Commentary on life and all that it contains.

These are commentaries on life as I know it. It can be the quickened, pulsating breath you feel as the roller coaster inches its was over the ride's summit. It can be the calming breeze on the dusk of a warm day, sitting in isolation, reflecting on beauty or loves once had. It, life, can be everything that you will it to be.

Saturday, January 14, 2006

Kukuks Klatsch

Sometimes I wonder what people understand about what I do for a living. I guess it really isn’t important to people what it’s like. They know the basics anyway; they know that I sing on stage, that I have to be in costume and make-up, that people clap for me at the end of a performance.

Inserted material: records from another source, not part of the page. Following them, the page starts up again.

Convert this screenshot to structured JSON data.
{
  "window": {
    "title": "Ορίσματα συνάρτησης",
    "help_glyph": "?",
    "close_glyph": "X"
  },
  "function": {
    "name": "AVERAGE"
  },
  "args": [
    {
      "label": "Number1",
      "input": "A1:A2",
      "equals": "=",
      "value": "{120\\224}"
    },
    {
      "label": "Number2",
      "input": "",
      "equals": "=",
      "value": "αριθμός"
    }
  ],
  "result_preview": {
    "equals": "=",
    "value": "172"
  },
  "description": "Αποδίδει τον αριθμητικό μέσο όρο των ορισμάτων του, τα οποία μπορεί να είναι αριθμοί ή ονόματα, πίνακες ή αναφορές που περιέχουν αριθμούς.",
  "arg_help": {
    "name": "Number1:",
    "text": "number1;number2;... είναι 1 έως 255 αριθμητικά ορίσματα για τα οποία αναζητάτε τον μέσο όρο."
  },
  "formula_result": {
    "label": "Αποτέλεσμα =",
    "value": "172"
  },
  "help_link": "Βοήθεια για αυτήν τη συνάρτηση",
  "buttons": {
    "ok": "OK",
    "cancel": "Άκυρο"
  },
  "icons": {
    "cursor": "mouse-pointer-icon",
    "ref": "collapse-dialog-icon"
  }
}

One thing that I will never get used to, though, is the German unison-clapping thing. Every time that a German audience gets excited about a performance, they start clapping in rhythm together. When an entire audience claps, all together, in rhythm, as loud as they can, it is very loud, deafeningly loud. I know they are doing it out of admiration for us and everything, but, every time this happens, I just get so weirded out. I can only seem to think of the Third Reich and some march where Swastikas will fly and books burn. Even after having lived here for more than 2 years, it is just plain freaky.

So, we are all exhausted, standing there on stage in giant formations, sometimes with complicated orders on who bows when, the audience is clapping away...CRASH, CRASH, CRASH, and the assistant director, in charge of the Applausordnung, starts yelling, literally at the top of her lungs: “SOLOISTS FORWARD!!!”, “CHORUS FORWARD!!!”, “AND...BOW!!!” The curtain goes down. The roar is temporarily dulled. “EVERYONE OFF. REORDER!!!” The curtain swing up, “SUPERNUMERARIES ON!!!” And the whole thing starts again. German audiences are generally more subdued than others throughout the world, that is, they don’t clap unnecessarily during the opera. The good German just sits in his seat and shuts the hell up until the end. They see the end as the “correct” way they can voice their opinion. This means that, as a performer, you have no idea whether the audience enjoys it or not until the end. But, if you did good, know that the applause will go on and on for days.

Maybe it is just because, by the end of a show, blood sugar has plummeted, but this whole group-applause thing has to rank in the top 3 of the most surreal experiences of my life. It deserves a revered spot, on the list, though, because it is on-going. Bizarre. Truly bizarre.